Bitcoin ist zu groß für China

Kryptowährungen stellen das autoritäre Regime vor dasselbe Dilemma wie zuvor das Internet selbst: Sie sind zu beliebt und die Vorteile zu groß, als dass ein Land ganz darauf verzichten könnte.

In Pocket speichern vorlesen Druckansicht 1 Kommentar lesen
Lesezeit: 9 Min.
Von
  • Emily Parker
Inhaltsverzeichnis

Dass Bobby Lee, CEO der ältesten Bitcoin-Börse Chinas, ins Visier der Behörden geraten würde, war nur eine Frage der Zeit. Seine Börse BTCC hatte in einem Graubereich des chinesischen Rechts operiert, war also weder offiziell zugelassen noch explizit verboten. Doch die rapide zunehmende Popularität der dezentralen Digitalwährung machte die Regierung nervös. Im Januar 2017 leitete die chinesische Zentralbank eine Untersuchung gegen BTCC ein. Im September verbot die Regierung zunächst Initial Coin Offerings (ICO), eine beliebte Finanzierungsmethode für Start-ups, bei der sie virtuelle Münzen für die spätere Nutzung ihrer Produkte verkaufen.

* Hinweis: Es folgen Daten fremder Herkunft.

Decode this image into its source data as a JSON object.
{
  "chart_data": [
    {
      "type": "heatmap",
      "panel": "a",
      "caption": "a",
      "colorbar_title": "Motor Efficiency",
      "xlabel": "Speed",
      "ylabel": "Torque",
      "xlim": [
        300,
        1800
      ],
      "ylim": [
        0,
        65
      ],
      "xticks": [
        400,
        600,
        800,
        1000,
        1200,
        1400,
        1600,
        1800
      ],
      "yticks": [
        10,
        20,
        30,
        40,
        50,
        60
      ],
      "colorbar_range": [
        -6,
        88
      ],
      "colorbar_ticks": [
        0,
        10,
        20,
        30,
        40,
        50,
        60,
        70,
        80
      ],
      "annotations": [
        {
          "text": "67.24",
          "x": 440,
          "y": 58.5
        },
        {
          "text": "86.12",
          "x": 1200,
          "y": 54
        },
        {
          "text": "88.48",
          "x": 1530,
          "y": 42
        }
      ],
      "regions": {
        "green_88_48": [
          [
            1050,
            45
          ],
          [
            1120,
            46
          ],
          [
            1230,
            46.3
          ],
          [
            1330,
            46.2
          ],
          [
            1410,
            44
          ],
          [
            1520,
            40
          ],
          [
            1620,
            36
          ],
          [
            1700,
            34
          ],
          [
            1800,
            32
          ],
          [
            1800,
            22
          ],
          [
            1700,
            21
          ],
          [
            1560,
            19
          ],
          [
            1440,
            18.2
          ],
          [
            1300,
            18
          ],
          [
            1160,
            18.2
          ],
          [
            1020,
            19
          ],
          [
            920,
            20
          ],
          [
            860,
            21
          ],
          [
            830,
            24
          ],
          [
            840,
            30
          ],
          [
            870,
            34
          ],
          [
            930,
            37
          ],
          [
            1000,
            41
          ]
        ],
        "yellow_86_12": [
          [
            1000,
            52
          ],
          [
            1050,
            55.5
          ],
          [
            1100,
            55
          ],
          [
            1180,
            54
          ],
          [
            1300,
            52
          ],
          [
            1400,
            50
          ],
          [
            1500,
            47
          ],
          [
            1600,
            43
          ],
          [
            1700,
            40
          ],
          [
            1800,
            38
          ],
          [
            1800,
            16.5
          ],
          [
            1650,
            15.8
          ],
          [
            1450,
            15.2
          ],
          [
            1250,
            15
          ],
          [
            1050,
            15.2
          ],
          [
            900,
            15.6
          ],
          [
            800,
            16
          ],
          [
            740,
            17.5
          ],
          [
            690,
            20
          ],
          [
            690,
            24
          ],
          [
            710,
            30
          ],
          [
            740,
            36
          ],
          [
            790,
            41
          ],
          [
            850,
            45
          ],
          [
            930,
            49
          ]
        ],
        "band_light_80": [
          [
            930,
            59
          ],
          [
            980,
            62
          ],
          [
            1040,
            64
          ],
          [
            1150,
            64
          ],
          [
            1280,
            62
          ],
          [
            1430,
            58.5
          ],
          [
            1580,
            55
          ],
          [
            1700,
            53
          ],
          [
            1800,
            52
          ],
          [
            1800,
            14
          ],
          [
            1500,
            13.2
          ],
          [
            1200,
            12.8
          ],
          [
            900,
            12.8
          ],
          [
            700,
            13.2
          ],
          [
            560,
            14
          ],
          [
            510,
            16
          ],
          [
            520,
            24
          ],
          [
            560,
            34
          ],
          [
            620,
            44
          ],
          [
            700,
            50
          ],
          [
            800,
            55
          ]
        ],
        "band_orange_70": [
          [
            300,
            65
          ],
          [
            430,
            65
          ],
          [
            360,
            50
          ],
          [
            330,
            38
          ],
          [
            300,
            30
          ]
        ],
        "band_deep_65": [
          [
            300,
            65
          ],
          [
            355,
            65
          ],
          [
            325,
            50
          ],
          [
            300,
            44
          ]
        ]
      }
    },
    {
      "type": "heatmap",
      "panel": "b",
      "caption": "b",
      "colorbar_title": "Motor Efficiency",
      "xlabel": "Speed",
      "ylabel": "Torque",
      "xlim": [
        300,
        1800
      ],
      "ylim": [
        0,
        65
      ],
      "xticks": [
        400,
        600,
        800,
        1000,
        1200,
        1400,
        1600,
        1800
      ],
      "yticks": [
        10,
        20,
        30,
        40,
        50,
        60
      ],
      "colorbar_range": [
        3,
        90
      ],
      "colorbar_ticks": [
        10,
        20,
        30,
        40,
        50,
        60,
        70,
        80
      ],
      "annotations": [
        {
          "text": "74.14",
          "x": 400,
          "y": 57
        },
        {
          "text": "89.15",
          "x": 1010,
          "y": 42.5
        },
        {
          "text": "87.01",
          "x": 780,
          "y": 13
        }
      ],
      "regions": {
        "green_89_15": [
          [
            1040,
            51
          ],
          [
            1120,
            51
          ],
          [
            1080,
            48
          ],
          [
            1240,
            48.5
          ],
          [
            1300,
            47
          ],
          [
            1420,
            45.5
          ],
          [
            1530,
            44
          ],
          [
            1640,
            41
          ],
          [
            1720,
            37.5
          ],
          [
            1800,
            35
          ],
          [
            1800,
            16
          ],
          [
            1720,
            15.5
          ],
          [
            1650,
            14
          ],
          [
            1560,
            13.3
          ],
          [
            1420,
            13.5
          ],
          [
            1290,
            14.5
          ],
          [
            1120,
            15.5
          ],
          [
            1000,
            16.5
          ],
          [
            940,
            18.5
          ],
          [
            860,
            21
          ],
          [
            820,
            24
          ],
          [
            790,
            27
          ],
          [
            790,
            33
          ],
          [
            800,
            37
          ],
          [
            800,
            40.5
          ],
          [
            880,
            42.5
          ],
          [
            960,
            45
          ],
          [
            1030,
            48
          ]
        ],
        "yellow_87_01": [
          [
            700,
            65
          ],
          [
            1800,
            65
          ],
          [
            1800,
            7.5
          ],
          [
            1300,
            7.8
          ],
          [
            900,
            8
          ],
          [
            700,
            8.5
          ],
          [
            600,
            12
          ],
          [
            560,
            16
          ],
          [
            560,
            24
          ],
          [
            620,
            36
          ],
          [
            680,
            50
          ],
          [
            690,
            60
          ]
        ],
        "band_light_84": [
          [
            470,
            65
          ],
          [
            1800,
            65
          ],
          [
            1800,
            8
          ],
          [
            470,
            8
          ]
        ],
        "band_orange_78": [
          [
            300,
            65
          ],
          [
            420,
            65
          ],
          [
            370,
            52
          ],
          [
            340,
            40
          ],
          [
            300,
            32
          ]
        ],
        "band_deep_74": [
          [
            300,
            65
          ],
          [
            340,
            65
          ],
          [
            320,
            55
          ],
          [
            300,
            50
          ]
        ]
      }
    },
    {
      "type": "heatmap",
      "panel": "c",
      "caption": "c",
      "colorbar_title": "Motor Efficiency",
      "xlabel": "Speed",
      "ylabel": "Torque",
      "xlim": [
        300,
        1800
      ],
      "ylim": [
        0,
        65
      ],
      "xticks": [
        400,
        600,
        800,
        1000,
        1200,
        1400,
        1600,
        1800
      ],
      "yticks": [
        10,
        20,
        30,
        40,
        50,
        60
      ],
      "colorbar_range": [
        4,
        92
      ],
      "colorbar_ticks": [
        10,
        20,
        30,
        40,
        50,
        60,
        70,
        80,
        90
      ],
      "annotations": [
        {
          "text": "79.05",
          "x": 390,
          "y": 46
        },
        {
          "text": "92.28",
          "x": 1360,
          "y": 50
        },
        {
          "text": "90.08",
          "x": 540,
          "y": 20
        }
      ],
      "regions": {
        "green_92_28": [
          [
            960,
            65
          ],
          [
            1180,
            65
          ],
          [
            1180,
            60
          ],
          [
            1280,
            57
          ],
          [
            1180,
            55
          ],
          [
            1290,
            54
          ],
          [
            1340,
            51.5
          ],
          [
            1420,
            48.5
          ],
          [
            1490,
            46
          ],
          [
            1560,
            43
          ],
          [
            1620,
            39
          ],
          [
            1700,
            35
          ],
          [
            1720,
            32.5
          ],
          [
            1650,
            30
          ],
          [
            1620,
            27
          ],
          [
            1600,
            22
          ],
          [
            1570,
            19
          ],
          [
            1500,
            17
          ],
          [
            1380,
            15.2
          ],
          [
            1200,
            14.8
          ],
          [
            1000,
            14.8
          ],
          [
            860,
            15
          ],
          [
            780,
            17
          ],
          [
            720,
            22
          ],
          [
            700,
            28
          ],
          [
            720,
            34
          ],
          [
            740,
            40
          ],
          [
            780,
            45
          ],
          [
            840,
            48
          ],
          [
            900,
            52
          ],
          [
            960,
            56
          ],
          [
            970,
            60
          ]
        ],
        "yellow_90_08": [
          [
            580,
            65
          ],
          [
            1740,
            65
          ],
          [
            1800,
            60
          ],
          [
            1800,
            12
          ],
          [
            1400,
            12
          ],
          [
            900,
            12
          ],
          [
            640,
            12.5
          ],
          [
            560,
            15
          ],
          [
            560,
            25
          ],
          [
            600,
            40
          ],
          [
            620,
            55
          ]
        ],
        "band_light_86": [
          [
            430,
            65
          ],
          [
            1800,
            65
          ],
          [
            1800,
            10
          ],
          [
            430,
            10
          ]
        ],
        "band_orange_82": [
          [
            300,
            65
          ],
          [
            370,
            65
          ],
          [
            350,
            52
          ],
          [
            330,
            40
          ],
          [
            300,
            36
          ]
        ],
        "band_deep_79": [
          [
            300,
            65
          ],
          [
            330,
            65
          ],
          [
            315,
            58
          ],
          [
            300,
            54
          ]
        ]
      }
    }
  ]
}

Selbst da wähnte sich Lee weiterhin in Sicherheit. Schließlich hatten die Behörden die neue Technologie lange Zeit zurückhaltend freundlich behandelt. Doch noch im selben Monat machten chinesische Behörden klar, dass BTCC und andere inländische Handelsplätze für virtuelle Währungen schließen müssen – für die breite Öffentlichkeit sollte es schwieriger werden, Bitcoins zu kaufen. Lee war nach eigenen Worten nicht geschockt, sondern lediglich enttäuscht: "Ah, jetzt ist die Party zu Ende", habe er gedacht. "Irgendwann musste sie ja aufhören."

Mehr Infos

Bitcoin erreichte die Welt ungefähr zur Zeit der großen Finanzkrise 2008. Seitdem hat die Währung enorm an Beliebtheit gewonnen – vor allem bei Spekulanten, die den Wert zwischenzeitlich bis auf 20000 Dollar getrieben haben. Für Regierungen ist das ein Problem: Sollen sie diese neue Art von Währung erlauben, obwohl sie es einfacher macht, Geld relativ anonym zu überweisen, was besonders attraktiv für Geldwäscher und andere Kriminelle ist? Gehört sie verboten, um die volle Kontrolle über die Geldpolitik zu behalten? Oder sollten Staaten sie sogar aktiv unterstützen, wie etwa Japan, das Bitcoin als offizielle Zahlungsmethode anerkannt hat?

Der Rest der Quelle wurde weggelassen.